Put it this way: you really have only two choices, or a choice of two principles. Depending upon how you choose, hundreds of implications and entailments follow, right down to whether you are a conservative or revolutionary (of course, the leftist is never intellectually consistent, so in his case it doesn't matter that he believes mutually exclusive ideas).
The choice is: common sense realism or nominalism; Aquinas or Kant; God or nihilism; intellectual or anti-intellectual; order or dis-order; freedom or egalitarianism; light or darkness; individualism or conformity; gratitude or envy; racial colorblindness or racist identity politics; justice or "social justice"; Etc.
Exaggeration? Polemical? Simplistic? Tendentious? I really don't think so. Let's cite some passages from the book in question. Here's a description of how the Revolution kills institutions and souls: it attacks Christian civilization like a certain tree in the Brazilian forest, the "strangler fig," which wraps "itself around the trunk of another tree, completely covers it and kills it."
Analogously, "the Revolution approached Christian civilization in order to wrap itself around it and kill it." Consider how homosexuality infiltrated the priesthood with predictable consequences. It very much reminds me of Iowahawk's Timeless Tweet about the four stages of leftist destruction:
1. Identify a respected institution.
2. Kill it.
3. Gut it.
4. Wear its carcass as a skin suit, while demanding respect.
The Supreme Court. Marriage. Academia. Journalism. The "art world." And increasingly, science.
Oh yes, and gender. Back to Solway's piece and then we're out of time. Why are feminists such miserable people? This is like asking why the palm tree you're trying to grow in northern Canada isn't flourishing. You're denying its essence, which is to say, its reason for being (i.e., its formal principle).
By the way, I haven't even finished the article. I just know ahead of time that it will provide us with some insultaining examples of what we're talking about:
The weakening of men and the empowerment of women, as “women claw their way to ever increasing power and fix men (especially young, white men), in their crosshairs,” destroy the sexual, romantic and institutional bond between the sexes. Similarly, the common preachment that men should jettison their manhood and become more like women is to distort the gender relationship and introduce a schism into the culture that can lead only to turmoil and unhappiness for both men and women....
Modern feminism, however, is determined... “to depict everything pertaining specifically to women as ‘oppression’,” leading to a pervasive resentment that vitiates their “essential nature”....
Feminism is a conspiracy against productive relationships, romantic love and the traditional family—a conspiracy disguised as a historical necessity, much like the anti-family [Revolutionary] communist doctrine with which it has close conceptual ties....
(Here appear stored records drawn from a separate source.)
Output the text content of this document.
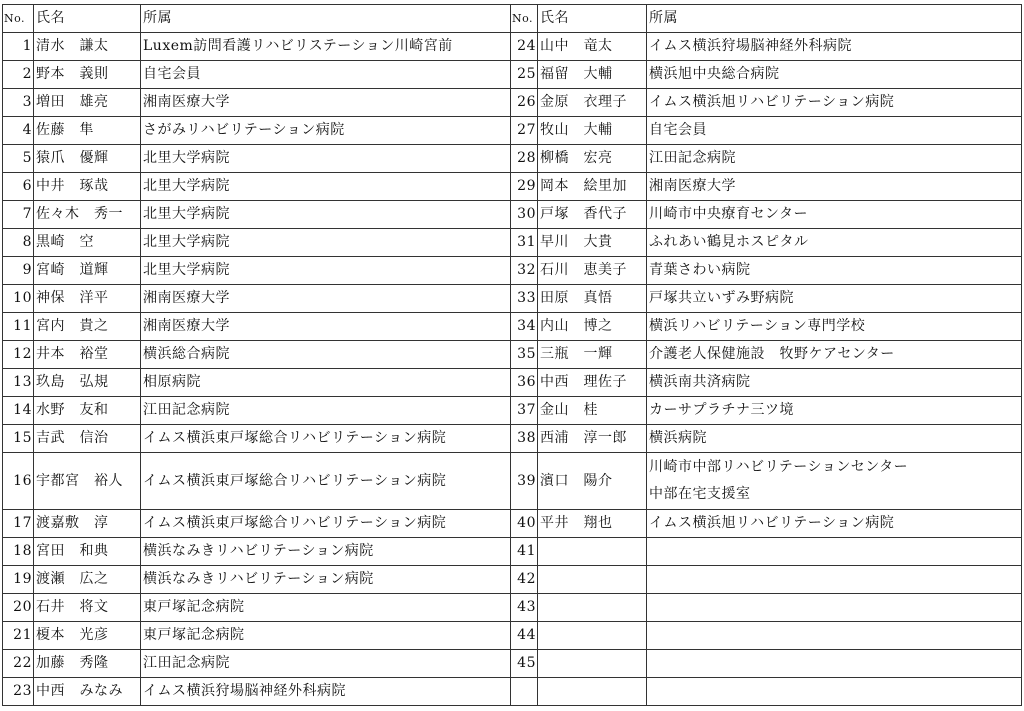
No.	氏名	所属	No.	氏名	所属
1	清水　謙太	Luxem訪問看護リハビリステーション川崎宮前	24	山中　竜太	イムス横浜狩場脳神経外科病院
2	野本　義則	自宅会員	25	福留　大輔	横浜旭中央総合病院
3	増田　雄亮	湘南医療大学	26	金原　衣理子	イムス横浜旭リハビリテーション病院
4	佐藤　隼	さがみリハビリテーション病院	27	牧山　大輔	自宅会員
5	猿爪　優輝	北里大学病院	28	柳橋　宏亮	江田記念病院
6	中井　琢哉	北里大学病院	29	岡本　絵里加	湘南医療大学
7	佐々木　秀一	北里大学病院	30	戸塚　香代子	川崎市中央療育センター
8	黒崎　空	北里大学病院	31	早川　大貴	ふれあい鶴見ホスピタル
9	宮崎　道輝	北里大学病院	32	石川　恵美子	青葉さわい病院
10	神保　洋平	湘南医療大学	33	田原　真悟	戸塚共立いずみ野病院
11	宮内　貴之	湘南医療大学	34	内山　博之	横浜リハビリテーション専門学校
12	井本　裕堂	横浜総合病院	35	三瓶　一輝	介護老人保健施設　牧野ケアセンター
13	玖島　弘規	相原病院	36	中西　理佐子	横浜南共済病院
14	水野　友和	江田記念病院	37	金山　桂	カーサプラチナ三ツ境
15	吉武　信治	イムス横浜東戸塚総合リハビリテーション病院	38	西浦　淳一郎	横浜病院
16	宇都宮　裕人	イムス横浜東戸塚総合リハビリテーション病院	39	濱口　陽介	川崎市中部リハビリテーションセンター
中部在宅支援室
17	渡嘉敷　淳	イムス横浜東戸塚総合リハビリテーション病院	40	平井　翔也	イムス横浜旭リハビリテーション病院
18	宮田　和典	横浜なみきリハビリテーション病院	41		
19	渡瀬　広之	横浜なみきリハビリテーション病院	42		
20	石井　将文	東戸塚記念病院	43		
21	榎本　光彦	東戸塚記念病院	44		
22	加藤　秀隆	江田記念病院	45		
23	中西　みなみ	イムス横浜狩場脳神経外科病院			
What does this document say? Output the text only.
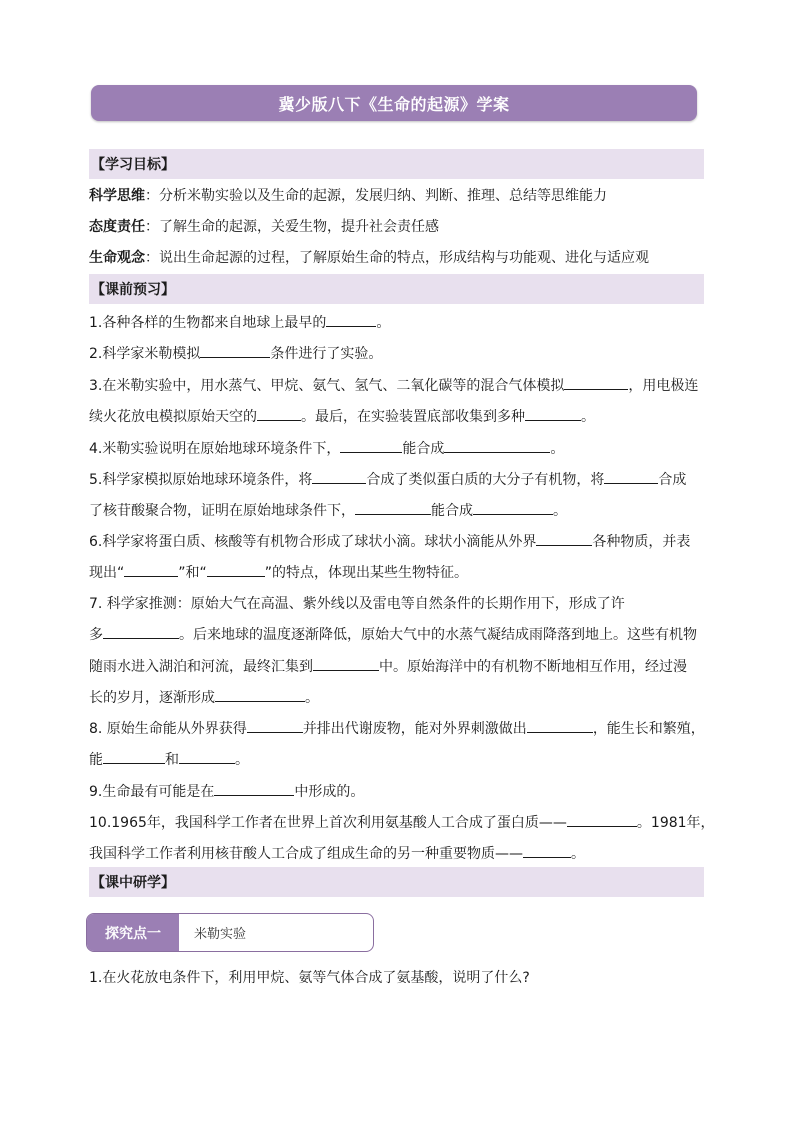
冀少版八下《生命的起源》学案
【学习目标】
科学思维：分析米勒实验以及生命的起源，发展归纳、判断、推理、总结等思维能力
态度责任：了解生命的起源，关爱生物，提升社会责任感
生命观念：说出生命起源的过程，了解原始生命的特点，形成结构与功能观、进化与适应观
【课前预习】
1.各种各样的生物都来自地球上最早的	。
2.科学家米勒模拟	条件进行了实验。
3.在米勒实验中，用水蒸气、甲烷、氨气、氢气、二氧化碳等的混合气体模拟	，用电极连
续火花放电模拟原始天空的	。最后，在实验装置底部收集到多种	。
4.米勒实验说明在原始地球环境条件下，	能合成	。
5.科学家模拟原始地球环境条件，将	合成了类似蛋白质的大分子有机物，将	合成
了核苷酸聚合物，证明在原始地球条件下，	能合成	。
6.科学家将蛋白质、核酸等有机物合形成了球状小滴。球状小滴能从外界	各种物质，并表
现出“	”和“	”的特点，体现出某些生物特征。
7. 科学家推测：原始大气在高温、紫外线以及雷电等自然条件的长期作用下，形成了许
多	。后来地球的温度逐渐降低，原始大气中的水蒸气凝结成雨降落到地上。这些有机物
随雨水进入湖泊和河流，最终汇集到	中。原始海洋中的有机物不断地相互作用，经过漫
长的岁月，逐渐形成	。
8. 原始生命能从外界获得	并排出代谢废物，能对外界刺激做出	，能生长和繁殖，
能	和	。
9.生命最有可能是在	中形成的。
10.1965年，我国科学工作者在世界上首次利用氨基酸人工合成了蛋白质——	。1981年，
我国科学工作者利用核苷酸人工合成了组成生命的另一种重要物质——	。
【课中研学】
探究点一	米勒实验
1.在火花放电条件下，利用甲烷、氨等气体合成了氨基酸，说明了什么?
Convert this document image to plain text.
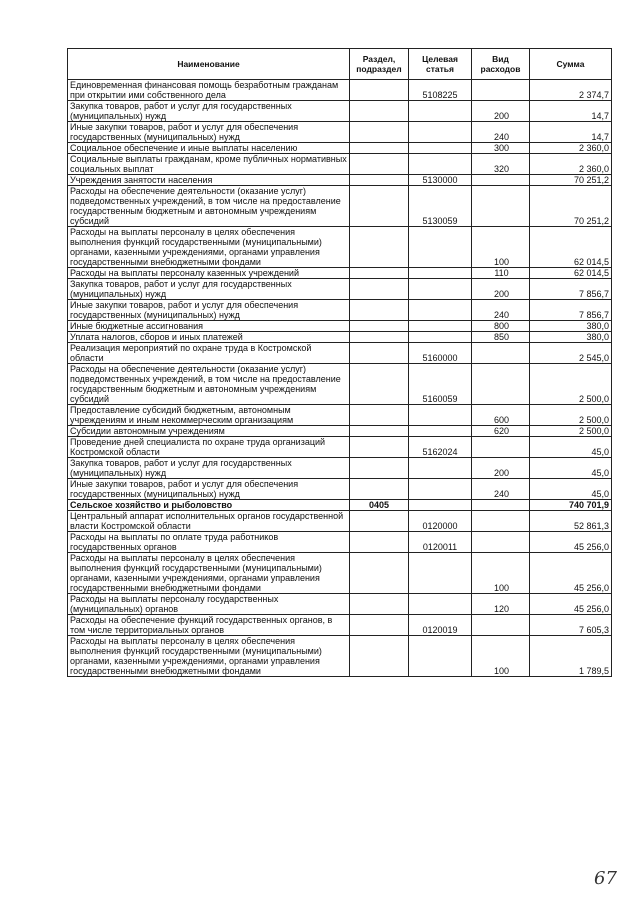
Наименование	Раздел, подраздел	Целевая статья	Вид расходов	Сумма
Единовременная финансовая помощь безработным гражданам при открытии ими собственного дела		5108225		2 374,7
Закупка товаров, работ и услуг для государственных (муниципальных) нужд			200	14,7
Иные закупки товаров, работ и услуг для обеспечения государственных (муниципальных) нужд			240	14,7
Социальное обеспечение и иные выплаты населению			300	2 360,0
Социальные выплаты гражданам, кроме публичных нормативных социальных выплат			320	2 360,0
Учреждения занятости населения		5130000		70 251,2
Расходы на обеспечение деятельности (оказание услуг) подведомственных учреждений, в том числе на предоставление государственным бюджетным и автономным учреждениям субсидий		5130059		70 251,2
Расходы на выплаты персоналу в целях обеспечения выполнения функций государственными (муниципальными) органами, казенными учреждениями, органами управления государственными внебюджетными фондами			100	62 014,5
Расходы на выплаты персоналу казенных учреждений			110	62 014,5
Закупка товаров, работ и услуг для государственных (муниципальных) нужд			200	7 856,7
Иные закупки товаров, работ и услуг для обеспечения государственных (муниципальных) нужд			240	7 856,7
Иные бюджетные ассигнования			800	380,0
Уплата налогов, сборов и иных платежей			850	380,0
Реализация мероприятий по охране труда в Костромской области		5160000		2 545,0
Расходы на обеспечение деятельности (оказание услуг) подведомственных учреждений, в том числе на предоставление государственным бюджетным и автономным учреждениям субсидий		5160059		2 500,0
Предоставление субсидий бюджетным, автономным учреждениям и иным некоммерческим организациям			600	2 500,0
Субсидии автономным учреждениям			620	2 500,0
Проведение дней специалиста по охране труда организаций Костромской области		5162024		45,0
Закупка товаров, работ и услуг для государственных (муниципальных) нужд			200	45,0
Иные закупки товаров, работ и услуг для обеспечения государственных (муниципальных) нужд			240	45,0
Сельское хозяйство и рыболовство	0405			740 701,9
Центральный аппарат исполнительных органов государственной власти Костромской области		0120000		52 861,3
Расходы на выплаты по оплате труда работников государственных органов		0120011		45 256,0
Расходы на выплаты персоналу в целях обеспечения выполнения функций государственными (муниципальными) органами, казенными учреждениями, органами управления государственными внебюджетными фондами			100	45 256,0
Расходы на выплаты персоналу государственных (муниципальных) органов			120	45 256,0
Расходы на обеспечение функций государственных органов, в том числе территориальных органов		0120019		7 605,3
Расходы на выплаты персоналу в целях обеспечения выполнения функций государственными (муниципальными) органами, казенными учреждениями, органами управления государственными внебюджетными фондами			100	1 789,5
67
What we are witnessing, in Robert Curry’s terms from Reclaiming Common Sense: Finding Truth in a Post-Truth World, is a war on the crucial role common sense plays in our lives, for example, “the denial of plain fact that humans are either male or female,” with all that the genetic binary has implied since the beginning of recorded time. This “plain fact” has been routinely and programmatically denied by feminists and gender mavens, for whom sexual differentiation is “fluid” and a matter of choice or feeling. The real “deniers,” however, are the feminists and their male enablers.... As a result, the culture is in disarray and its future, as Kierkegaard saw, is despair.